Researchers convert brain speech signals into written text

Chloe Kent 31 July 2019 (Last Updated December 23rd, 2019 10:22)

Patients with paralysis-related speech loss could benefit from a new technology developed by University of California San Francisco (UCSF) researchers that turns brain signals for speech into written sentences.

Researchers convert brain speech signals into written text
ECoG provides much richer and more detailed data about brain activity than non-invasive technologies. Credit: UCSF, Noah Berger

Patients with paralysis-related speech loss could benefit from a new technology developed by University of California San Francisco (UCSF) researchers that turns brain signals for speech into written sentences.

Operating in real time, this technology is the first to extract intention to say specific words from brain activity rapidly enough to keep pace with natural conversation.

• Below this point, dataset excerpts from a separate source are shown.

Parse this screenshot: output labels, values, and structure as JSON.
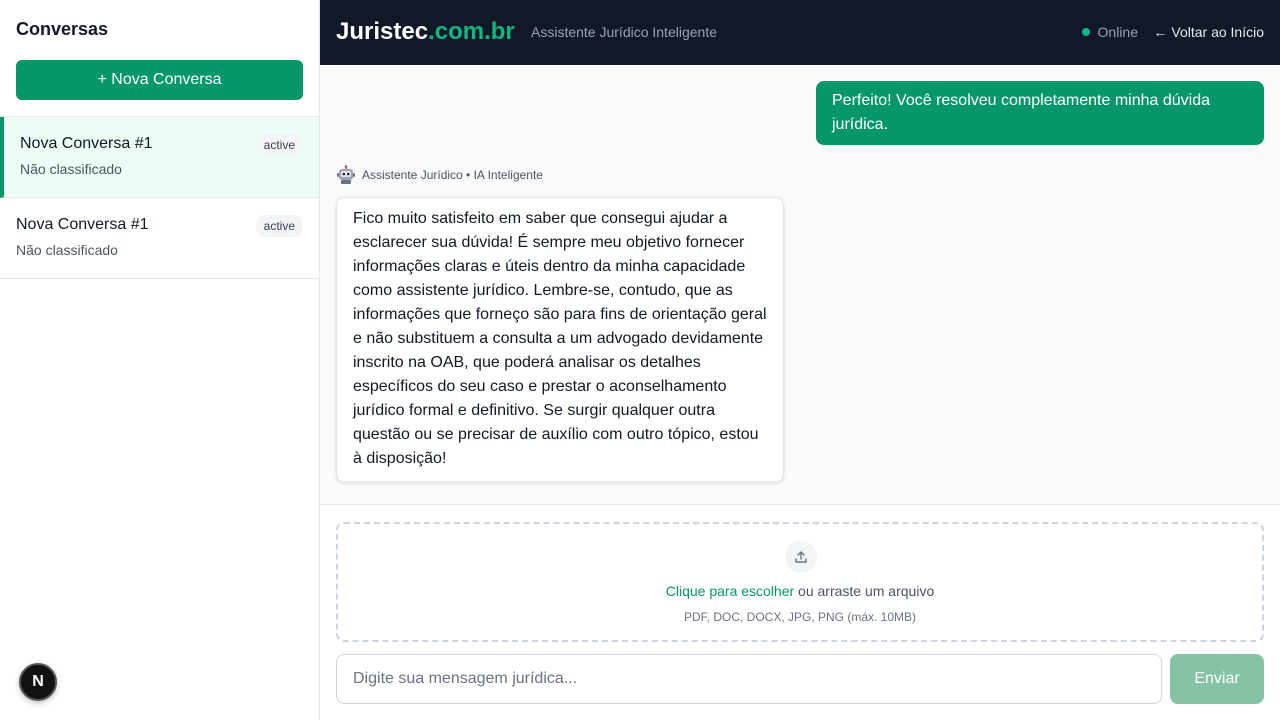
{
  "sidebar": {
    "title": "Conversas",
    "new_button": "+ Nova Conversa",
    "conversations": [
      {
        "title": "Nova Conversa #1",
        "subtitle": "Não classificado",
        "badge": "active"
      },
      {
        "title": "Nova Conversa #1",
        "subtitle": "Não classificado",
        "badge": "active"
      }
    ],
    "dev_badge": "N"
  },
  "header": {
    "brand_main": "Juristec",
    "brand_accent": ".com.br",
    "tagline": "Assistente Jurídico Inteligente",
    "status": "Online",
    "back_link": "Voltar ao Início",
    "back_arrow": "←"
  },
  "chat": {
    "user_message": "Perfeito! Você resolveu completamente minha dúvida jurídica.",
    "assistant_label": "Assistente Jurídico • IA Inteligente",
    "assistant_message": "Fico muito satisfeito em saber que consegui ajudar a esclarecer sua dúvida! É sempre meu objetivo fornecer informações claras e úteis dentro da minha capacidade como assistente jurídico. Lembre-se, contudo, que as informações que forneço são para fins de orientação geral e não substituem a consulta a um advogado devidamente inscrito na OAB, que poderá analisar os detalhes específicos do seu caso e prestar o aconselhamento jurídico formal e definitivo. Se surgir qualquer outra questão ou se precisar de auxílio com outro tópico, estou à disposição!"
  },
  "upload": {
    "link_text": "Clique para escolher",
    "rest_text": " ou arraste um arquivo",
    "hint": "PDF, DOC, DOCX, JPG, PNG (máx. 10MB)"
  },
  "composer": {
    "placeholder": "Digite sua mensagem jurídica...",
    "value": "",
    "send_label": "Enviar"
  },
  "colors": {
    "accent": "#059669",
    "header_bg": "#111827",
    "brand_accent": "#10b981",
    "send_disabled": "#86c3a6"
  },
  "icons": [
    "robot-icon",
    "upload-icon",
    "arrow-left-icon",
    "status-dot",
    "next-logo-icon"
  ]
}
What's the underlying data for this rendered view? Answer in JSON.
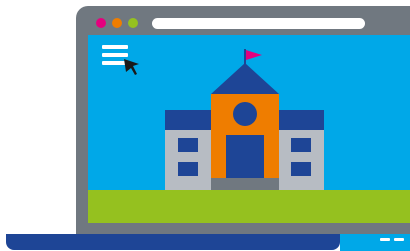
{
  "colors": {
    "laptop_frame": "#707880",
    "screen_sky": "#00a8e8",
    "grass": "#95c11f",
    "laptop_base": "#1e4596",
    "traffic_light_red": "#e5007e",
    "traffic_light_orange": "#ef7d00",
    "traffic_light_green": "#95c11f",
    "building_blue": "#1e4596",
    "building_orange": "#ef7d00",
    "building_gray": "#b7bcc3",
    "flag_pink": "#e5007e"
  },
  "icons": {
    "menu": "hamburger-menu-icon",
    "cursor": "mouse-pointer-icon",
    "building": "school-building-icon",
    "flag": "flag-icon"
  }
}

The software is currently able to recognise only a series of sentences it has been trained to detect, but the research team believes this breakthrough could act as a stepping stone towards a more powerful speech prosthetic system in the future.

UCSF neurosurgery professor Eddie Chang, who led the study, said: “Currently, patients with speech loss due to paralysis are limited to spelling words out very slowly using residual eye movements or muscle twitches to control a computer interface. But in many cases, information needed to produce fluent speech is still there in their brains. We just need the technology to allow them to express it.”

The Facebook-funded research was made possible due to three volunteers from the UCSF Epilepsy Center, who were already scheduled to have neurosurgery for their condition.

The patients, all of whom have regular capacity for speech, had a small patch of recording electrodes placed on the surface of their brains ahead of their surgeries to track the origins of their seizures. Known as electrocorticography (ECoG), this technique provides much richer and more detailed data about brain activity than non-invasive technologies like electroencephalogram or functional magnetic resonance imaging scans.

The patients’ brain activity and speech were recorded while they were asked a set of nine questions, to which they responded from a list of 24 pre-determined responses. The research team then fed the data from the electrodes and audio recordings into a machine learning algorithm capable of pairing specific speech sounds with the corresponding brain activity.

The algorithm was able to identify the questions patients heard with 76% accuracy, and the responses they gave with 61% accuracy.

Chang said: “Most previous approaches have focused on decoding speech alone, but here we show the value of decoding both sides of a conversation – both the questions someone hears and what they say in response.

“This reinforces our intuition that speech is not something that occurs in a vacuum and that any attempt to decode what patients with speech impairments are trying to say will be improved by taking into account the full context in which they are trying to communicate.”

The researchers are now seeking to improve the software so it is able to translate more varied speech signals. They are also looking for a way to make the technology accessible to patients with non-paralysis-related speech loss whose brains do not send speech signals to their vocal system.